From Night + Market, I learned I can be as at home improvising with a wok as I am painting in my studio. The book is direct, but the experience of reading it is deep. Plus, Yenbamroong has the personality of someone I want to hang out with (and he runs a restaurant I want to hang out in).
It is with a heavy BraveTart that I select Night + Market to proceed to the next round. But that’s the way the cookie crumbles.
48 Comments
Also, I think baking books often get the short end of the stick. The comment is often made, "Baking is so precise and challenging! Cooking is more about going with the flow!" but that hasn't been my experience of baking. Then again, it's been my main hobby for years, and I think part of the fun is being unsatisfied with the first attempt and tinkering to get it right. Maybe some people just don't enjoy that.
I have Alford & Duguid's "Hot, Sour, Salty, Sweet" and love using it, and Night + Market looks great, too. Unfairly, though, I'm sad that Stella didn't win.
Lots of cooks substitute for many necessary and/or ego-driven reasons. But in a tournament created "in the hopes of generating better, more transparent cookbook reviews," this is a disservice to the work the competition is supposed to be celebrating. If you're not willing to try the recipes as they are, you shouldn't agree to review them and be an arbiter of their worth.

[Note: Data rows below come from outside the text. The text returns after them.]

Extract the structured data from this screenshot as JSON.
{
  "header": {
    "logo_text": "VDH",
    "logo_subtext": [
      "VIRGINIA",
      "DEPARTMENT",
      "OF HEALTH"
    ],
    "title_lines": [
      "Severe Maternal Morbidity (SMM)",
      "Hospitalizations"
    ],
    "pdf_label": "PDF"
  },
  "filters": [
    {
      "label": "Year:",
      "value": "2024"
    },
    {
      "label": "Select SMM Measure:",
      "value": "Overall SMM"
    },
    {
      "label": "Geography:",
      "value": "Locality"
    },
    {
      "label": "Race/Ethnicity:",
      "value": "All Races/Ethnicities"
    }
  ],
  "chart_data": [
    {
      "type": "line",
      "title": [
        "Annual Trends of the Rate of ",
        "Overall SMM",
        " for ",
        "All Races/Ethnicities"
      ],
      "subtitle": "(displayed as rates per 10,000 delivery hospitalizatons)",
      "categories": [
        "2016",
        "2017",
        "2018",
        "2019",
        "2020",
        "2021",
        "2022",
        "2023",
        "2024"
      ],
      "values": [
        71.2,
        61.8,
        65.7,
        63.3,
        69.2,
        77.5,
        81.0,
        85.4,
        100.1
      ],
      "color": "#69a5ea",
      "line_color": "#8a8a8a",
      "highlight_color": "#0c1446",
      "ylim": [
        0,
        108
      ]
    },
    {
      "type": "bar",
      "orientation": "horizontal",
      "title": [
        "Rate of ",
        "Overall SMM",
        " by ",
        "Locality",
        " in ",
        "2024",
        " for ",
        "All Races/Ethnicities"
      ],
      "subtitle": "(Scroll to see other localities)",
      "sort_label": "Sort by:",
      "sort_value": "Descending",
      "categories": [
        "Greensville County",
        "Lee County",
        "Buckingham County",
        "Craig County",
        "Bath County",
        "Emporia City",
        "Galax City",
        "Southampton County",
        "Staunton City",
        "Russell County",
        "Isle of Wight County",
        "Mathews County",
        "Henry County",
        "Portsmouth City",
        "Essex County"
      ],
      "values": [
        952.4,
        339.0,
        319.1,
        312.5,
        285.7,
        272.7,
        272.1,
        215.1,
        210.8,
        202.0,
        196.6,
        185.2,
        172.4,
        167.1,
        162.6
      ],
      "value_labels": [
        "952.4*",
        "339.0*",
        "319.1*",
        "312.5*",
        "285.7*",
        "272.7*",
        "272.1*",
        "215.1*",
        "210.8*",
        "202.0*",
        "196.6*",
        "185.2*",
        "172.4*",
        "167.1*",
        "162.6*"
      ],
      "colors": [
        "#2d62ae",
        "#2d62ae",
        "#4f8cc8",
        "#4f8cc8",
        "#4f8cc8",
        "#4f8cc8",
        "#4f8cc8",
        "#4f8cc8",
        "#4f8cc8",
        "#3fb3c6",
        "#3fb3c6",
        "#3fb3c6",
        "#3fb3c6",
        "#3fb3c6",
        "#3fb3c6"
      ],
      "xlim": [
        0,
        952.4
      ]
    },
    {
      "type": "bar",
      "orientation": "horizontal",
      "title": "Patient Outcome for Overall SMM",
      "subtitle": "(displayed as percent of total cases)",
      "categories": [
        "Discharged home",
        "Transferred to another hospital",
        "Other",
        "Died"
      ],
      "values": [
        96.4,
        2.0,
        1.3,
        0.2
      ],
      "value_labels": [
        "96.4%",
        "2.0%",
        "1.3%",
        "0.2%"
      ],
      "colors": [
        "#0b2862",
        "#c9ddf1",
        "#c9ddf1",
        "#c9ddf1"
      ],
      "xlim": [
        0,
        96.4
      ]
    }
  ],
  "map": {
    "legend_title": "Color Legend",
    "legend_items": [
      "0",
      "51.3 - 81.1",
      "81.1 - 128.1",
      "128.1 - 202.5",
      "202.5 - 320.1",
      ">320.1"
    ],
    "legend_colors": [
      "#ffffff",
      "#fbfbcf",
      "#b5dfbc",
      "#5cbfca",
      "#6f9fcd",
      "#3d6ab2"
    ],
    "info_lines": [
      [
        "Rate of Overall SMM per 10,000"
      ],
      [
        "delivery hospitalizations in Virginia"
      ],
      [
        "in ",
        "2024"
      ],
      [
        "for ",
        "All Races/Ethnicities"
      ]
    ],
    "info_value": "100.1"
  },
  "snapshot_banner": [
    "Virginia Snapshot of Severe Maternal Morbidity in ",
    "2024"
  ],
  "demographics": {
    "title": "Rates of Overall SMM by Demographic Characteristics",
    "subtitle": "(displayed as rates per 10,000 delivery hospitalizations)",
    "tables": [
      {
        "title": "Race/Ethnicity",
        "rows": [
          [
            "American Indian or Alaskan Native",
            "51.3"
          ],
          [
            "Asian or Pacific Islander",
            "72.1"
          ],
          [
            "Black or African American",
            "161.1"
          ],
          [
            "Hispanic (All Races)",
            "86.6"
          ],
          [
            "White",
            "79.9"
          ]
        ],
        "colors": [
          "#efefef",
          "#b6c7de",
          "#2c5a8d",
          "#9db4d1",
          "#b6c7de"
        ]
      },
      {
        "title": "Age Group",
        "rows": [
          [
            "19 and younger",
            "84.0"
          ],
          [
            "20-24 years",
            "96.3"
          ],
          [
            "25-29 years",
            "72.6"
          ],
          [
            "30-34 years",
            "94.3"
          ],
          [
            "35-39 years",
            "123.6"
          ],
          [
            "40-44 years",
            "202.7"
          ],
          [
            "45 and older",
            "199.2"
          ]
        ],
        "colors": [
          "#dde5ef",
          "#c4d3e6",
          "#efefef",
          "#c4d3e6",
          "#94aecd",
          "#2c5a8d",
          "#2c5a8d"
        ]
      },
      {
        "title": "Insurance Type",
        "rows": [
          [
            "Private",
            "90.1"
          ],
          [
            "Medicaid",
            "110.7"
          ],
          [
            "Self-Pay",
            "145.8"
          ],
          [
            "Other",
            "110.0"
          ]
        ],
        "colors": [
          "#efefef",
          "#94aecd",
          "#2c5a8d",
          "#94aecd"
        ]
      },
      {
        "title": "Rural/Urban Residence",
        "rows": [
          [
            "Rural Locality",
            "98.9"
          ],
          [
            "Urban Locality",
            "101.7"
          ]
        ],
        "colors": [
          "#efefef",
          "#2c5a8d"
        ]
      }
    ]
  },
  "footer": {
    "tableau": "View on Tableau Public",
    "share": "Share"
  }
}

This is particularly unfortunate since Stella Parks' work is great for newbie bakers, and this review paints a false picture. She is clear, detailed, and explains things thoroughly. This is a professional baker who worked hard to create recipes that followed baking fundamentals (proper creaming) in home environments. She is always working on recipes and ratios that will be the kindest to home cooks, and is absolutely transparent in her process, which gives would-be bakers all the information they need to move forward. Most of all, she is *constantly* helping her readers work through problems on social media.
Stella bends over backwards to help home bakers and make her work accessible. The least this reviewer could do -- as a professional writer herself -- is put in a little effort herself.